Tuesday, June 1, 2010

I'm From Alabama, And I Did, In Fact, Marry My Cousin

We spend most Saturday and Sunday mornings playing online while we sip coffee and wake up. It can lead us to doing things like getting our passports the following Monday or planting a dozen shrubs/fruit trees in our yard. Yesterday we looked for travel destinations, so we can make use of those passport. Today we found ourselves looking into how closely related we actually were.

Lee's grandfather, Daddy Jay, could name all five of my grandfather's aunt's and uncles, so I figured it was pretty close. He would list them as follows: Bud, Bratch, Jim, Dock and Dolly, almost like it was a limerick. We share great-great-great-great-grandparents, Moses Cornelius & Cynthia Bynum. On Lee's side their son Joel Cornelius married Polly Easley, who begot William Thomas Cornelius, who married Charlotte Putman and begot Christopher Columbus Cornelius, who married Viola Thompson and begot Jay Pinson Cornelius, who married Dorothy Rutherford and begot Mary Elizabeth Cornelius, who married French O Whitten, Jr and begot Lee (love of my life) Cornelius Whitten.

On my side Moses & Cynthia's daughter, Eliza, married Tapley Bynum and begot Sarah Jane Bynum, who married William Squire Faulkner and begot Samuel Squire (Dock) Faulkner, who married Elma Gallups and begot Euel Otis Faulkner, who married Dorothy Inez Marsh and begot Pearlie Faye Faulkner, who married Charles Edward Crane, Jr and begot me. Whew! So we're 5th cousins.

We were surprised to see how close it was. Growing up I called people who were less closely related than we are cousins, so I found it a little more unsettling than Lee did. We're laughing now because he didn't think he had any living relatives left, but now he realizes that he has mine and not just through marriage. Our research led us to our ancestor, Rowland Cornelius, a Dutch immigrant, who came over on a boat around 1665. We found where the family name was changed from Fortner to Faulkner. Pleasant Fortner moved his family from South Carolina to Alabama and all his children were named Faulkner.

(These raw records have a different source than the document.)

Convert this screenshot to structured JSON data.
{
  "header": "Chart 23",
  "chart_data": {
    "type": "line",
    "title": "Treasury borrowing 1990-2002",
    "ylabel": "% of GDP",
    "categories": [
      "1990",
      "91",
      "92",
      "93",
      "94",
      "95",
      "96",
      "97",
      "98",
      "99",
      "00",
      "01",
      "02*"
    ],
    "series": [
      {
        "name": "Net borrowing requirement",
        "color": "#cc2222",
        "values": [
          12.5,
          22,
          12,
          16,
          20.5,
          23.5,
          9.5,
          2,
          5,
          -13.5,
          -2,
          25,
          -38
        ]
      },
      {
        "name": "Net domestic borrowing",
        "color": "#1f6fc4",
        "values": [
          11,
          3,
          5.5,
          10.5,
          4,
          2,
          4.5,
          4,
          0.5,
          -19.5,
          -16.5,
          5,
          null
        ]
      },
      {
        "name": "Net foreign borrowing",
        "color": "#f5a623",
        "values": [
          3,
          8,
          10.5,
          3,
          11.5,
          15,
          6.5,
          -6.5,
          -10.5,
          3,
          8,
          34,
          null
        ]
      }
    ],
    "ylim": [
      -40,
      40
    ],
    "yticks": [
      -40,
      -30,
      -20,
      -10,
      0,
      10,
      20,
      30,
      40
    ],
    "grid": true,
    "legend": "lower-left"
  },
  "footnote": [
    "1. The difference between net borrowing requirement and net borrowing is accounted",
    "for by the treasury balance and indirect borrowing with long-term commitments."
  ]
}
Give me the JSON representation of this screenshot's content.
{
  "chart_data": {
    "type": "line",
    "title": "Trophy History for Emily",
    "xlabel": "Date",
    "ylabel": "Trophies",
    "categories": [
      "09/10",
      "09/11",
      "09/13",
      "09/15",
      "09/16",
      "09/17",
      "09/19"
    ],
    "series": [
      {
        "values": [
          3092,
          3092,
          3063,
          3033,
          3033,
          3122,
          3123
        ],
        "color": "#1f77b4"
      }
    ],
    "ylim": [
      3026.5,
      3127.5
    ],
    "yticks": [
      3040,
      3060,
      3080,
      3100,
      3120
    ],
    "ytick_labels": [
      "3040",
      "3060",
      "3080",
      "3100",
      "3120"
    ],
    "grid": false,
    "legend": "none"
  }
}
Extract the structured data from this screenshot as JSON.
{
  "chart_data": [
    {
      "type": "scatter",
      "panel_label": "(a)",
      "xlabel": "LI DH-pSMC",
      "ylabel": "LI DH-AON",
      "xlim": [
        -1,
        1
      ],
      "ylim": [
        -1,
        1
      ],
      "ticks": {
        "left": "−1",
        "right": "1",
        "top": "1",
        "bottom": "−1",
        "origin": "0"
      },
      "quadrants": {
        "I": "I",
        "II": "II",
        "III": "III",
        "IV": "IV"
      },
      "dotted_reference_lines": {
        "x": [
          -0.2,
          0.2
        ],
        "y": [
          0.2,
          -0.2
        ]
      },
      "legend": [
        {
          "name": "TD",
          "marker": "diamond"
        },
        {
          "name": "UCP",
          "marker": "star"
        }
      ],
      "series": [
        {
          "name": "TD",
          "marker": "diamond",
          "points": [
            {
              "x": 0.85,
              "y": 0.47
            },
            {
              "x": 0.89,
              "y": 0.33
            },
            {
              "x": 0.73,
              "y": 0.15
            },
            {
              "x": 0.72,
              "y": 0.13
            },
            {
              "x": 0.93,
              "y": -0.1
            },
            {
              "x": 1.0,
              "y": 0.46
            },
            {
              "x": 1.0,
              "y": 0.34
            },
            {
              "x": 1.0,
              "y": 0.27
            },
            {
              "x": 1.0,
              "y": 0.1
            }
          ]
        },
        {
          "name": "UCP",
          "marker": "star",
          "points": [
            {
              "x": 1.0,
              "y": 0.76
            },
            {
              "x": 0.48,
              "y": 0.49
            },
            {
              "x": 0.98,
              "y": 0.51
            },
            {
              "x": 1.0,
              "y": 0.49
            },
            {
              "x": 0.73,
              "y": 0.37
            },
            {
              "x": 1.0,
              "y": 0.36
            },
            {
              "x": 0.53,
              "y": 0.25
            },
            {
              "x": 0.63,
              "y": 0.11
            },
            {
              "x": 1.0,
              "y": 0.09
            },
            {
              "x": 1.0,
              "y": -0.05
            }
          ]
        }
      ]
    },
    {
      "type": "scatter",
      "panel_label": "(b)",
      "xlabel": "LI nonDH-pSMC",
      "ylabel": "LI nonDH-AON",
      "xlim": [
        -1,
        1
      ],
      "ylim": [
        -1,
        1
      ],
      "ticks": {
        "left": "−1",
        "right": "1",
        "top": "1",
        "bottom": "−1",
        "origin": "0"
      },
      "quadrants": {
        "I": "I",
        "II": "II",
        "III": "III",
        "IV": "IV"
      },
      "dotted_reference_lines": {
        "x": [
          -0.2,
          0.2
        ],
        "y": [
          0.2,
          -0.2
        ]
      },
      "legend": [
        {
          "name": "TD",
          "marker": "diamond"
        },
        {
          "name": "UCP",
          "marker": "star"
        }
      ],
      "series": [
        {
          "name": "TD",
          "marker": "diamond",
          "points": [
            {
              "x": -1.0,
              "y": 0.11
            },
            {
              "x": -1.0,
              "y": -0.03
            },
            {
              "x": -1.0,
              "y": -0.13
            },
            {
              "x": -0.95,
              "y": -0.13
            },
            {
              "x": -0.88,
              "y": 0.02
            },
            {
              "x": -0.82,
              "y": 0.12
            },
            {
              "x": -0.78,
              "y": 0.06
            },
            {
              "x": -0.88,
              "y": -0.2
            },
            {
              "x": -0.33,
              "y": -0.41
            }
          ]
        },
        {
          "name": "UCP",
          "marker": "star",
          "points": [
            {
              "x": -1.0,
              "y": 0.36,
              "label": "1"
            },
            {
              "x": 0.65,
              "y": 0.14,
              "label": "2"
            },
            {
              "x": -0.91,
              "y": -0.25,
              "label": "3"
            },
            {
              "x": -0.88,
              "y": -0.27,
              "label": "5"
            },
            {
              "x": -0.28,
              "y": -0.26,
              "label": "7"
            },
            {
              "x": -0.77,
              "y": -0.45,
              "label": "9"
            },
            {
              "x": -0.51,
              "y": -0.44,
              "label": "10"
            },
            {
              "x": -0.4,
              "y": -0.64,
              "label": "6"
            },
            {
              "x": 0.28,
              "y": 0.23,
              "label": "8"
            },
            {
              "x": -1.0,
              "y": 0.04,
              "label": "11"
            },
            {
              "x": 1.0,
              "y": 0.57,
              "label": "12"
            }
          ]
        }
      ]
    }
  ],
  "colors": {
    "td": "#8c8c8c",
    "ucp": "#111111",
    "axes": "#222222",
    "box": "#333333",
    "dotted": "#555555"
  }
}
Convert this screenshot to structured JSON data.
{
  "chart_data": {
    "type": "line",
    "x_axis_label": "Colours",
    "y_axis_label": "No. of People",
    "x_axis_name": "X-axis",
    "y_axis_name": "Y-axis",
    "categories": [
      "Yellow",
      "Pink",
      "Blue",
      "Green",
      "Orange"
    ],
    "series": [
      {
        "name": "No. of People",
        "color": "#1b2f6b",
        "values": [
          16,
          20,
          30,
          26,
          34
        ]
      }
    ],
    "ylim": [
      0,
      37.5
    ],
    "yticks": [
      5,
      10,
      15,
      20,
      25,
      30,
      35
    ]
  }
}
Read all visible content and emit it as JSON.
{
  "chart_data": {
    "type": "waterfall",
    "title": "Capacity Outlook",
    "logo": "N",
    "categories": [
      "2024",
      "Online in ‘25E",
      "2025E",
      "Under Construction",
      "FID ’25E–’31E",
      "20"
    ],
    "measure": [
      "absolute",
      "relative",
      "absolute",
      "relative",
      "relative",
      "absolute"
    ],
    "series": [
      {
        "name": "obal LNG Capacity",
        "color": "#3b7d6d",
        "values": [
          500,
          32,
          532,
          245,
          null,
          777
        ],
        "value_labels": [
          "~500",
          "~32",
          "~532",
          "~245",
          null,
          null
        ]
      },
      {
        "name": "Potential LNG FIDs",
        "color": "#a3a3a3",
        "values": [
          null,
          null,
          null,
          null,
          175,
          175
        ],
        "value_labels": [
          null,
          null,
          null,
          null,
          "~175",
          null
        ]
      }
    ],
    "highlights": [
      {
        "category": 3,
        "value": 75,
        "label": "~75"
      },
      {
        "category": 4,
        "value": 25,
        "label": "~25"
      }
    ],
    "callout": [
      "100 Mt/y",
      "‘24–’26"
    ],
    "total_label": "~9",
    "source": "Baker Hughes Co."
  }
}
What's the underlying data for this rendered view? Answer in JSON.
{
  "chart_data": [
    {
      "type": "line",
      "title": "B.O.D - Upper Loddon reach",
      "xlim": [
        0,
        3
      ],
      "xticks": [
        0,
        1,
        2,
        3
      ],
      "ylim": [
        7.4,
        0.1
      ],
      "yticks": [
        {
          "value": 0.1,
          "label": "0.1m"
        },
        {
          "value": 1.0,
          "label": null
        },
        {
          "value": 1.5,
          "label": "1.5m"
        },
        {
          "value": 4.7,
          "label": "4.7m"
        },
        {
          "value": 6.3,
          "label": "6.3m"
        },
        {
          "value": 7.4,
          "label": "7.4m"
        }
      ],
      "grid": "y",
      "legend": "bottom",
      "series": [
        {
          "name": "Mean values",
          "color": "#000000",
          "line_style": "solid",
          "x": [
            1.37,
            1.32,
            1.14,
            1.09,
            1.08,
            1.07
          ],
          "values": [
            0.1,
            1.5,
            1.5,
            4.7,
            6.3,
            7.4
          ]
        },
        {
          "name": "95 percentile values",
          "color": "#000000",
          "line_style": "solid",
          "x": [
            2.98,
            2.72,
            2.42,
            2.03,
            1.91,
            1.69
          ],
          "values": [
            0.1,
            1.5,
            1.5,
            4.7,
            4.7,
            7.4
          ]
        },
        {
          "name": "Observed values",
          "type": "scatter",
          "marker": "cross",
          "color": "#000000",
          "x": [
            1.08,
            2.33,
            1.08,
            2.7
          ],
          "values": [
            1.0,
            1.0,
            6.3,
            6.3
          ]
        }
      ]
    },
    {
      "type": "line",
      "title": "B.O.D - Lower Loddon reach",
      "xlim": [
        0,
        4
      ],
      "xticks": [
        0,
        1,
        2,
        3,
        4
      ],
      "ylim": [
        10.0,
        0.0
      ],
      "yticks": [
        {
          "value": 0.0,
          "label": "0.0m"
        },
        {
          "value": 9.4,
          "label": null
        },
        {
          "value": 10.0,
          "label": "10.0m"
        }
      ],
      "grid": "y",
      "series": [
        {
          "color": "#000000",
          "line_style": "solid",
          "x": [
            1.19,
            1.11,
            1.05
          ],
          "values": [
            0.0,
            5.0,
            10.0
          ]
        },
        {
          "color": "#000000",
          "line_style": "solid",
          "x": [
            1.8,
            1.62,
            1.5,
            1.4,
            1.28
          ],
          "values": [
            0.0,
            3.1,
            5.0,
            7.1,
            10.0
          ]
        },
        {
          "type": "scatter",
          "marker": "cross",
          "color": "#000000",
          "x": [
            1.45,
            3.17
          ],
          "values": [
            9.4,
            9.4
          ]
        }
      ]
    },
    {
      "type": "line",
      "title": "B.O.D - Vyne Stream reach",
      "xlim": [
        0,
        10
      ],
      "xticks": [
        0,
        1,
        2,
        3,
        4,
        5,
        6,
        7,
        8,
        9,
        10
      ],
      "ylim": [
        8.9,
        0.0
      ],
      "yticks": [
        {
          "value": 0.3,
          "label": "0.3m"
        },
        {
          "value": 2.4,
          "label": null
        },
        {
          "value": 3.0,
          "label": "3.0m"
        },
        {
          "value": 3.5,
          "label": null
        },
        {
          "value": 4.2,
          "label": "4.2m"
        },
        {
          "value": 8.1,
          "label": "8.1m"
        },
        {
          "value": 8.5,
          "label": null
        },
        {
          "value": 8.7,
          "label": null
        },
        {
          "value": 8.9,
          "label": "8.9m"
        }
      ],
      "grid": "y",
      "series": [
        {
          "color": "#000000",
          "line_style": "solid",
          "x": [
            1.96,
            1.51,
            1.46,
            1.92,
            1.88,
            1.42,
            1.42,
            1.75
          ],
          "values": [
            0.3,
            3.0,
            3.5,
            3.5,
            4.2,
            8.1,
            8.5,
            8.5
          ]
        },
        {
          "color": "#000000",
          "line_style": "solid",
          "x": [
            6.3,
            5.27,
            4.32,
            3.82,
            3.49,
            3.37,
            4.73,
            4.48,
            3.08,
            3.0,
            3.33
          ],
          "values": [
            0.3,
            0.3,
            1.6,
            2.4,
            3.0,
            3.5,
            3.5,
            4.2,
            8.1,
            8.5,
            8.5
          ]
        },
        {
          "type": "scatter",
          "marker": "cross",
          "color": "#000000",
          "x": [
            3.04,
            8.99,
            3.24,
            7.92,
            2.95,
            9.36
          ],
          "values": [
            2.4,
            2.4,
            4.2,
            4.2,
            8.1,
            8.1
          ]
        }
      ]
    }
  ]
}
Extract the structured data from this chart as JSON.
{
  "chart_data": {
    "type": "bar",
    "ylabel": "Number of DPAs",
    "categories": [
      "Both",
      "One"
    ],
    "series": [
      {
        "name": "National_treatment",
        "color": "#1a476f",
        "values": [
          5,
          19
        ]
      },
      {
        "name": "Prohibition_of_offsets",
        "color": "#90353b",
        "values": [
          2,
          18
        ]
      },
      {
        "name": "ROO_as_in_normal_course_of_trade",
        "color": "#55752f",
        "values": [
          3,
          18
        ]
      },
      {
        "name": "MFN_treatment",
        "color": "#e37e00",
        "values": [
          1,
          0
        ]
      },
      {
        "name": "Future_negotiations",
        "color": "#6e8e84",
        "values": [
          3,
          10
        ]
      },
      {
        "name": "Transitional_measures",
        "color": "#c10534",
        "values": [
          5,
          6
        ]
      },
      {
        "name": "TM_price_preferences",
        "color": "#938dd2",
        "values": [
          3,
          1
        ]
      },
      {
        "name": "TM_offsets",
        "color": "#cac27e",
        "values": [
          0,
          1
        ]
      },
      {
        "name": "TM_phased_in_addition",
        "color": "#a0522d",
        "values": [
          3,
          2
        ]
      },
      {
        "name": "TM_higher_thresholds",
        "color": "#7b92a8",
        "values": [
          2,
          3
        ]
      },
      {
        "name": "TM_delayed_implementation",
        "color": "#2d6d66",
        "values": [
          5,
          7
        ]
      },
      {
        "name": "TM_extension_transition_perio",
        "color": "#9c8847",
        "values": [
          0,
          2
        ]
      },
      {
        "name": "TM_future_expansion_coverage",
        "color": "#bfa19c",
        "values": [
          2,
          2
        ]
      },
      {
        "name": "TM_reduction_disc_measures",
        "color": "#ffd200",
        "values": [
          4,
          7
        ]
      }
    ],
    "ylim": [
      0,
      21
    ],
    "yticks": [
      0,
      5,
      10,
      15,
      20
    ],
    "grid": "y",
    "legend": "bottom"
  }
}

We did take notice of recurring names and I told Lee something wasn't right there. Then we found it. Oh no! Eliza and Tapley were first cousins. Eliza's mother, Cynthia, and Tapley's father, John, were siblings. So, and Lee is in no way owning this crap, my great, great, great grandparents are also my first cousins five times removed. Our family tree looks more like a topsy-turvy with strawberries growing out the top and tomatoes growing out the bottom, with a whole mess of vines instead of branches.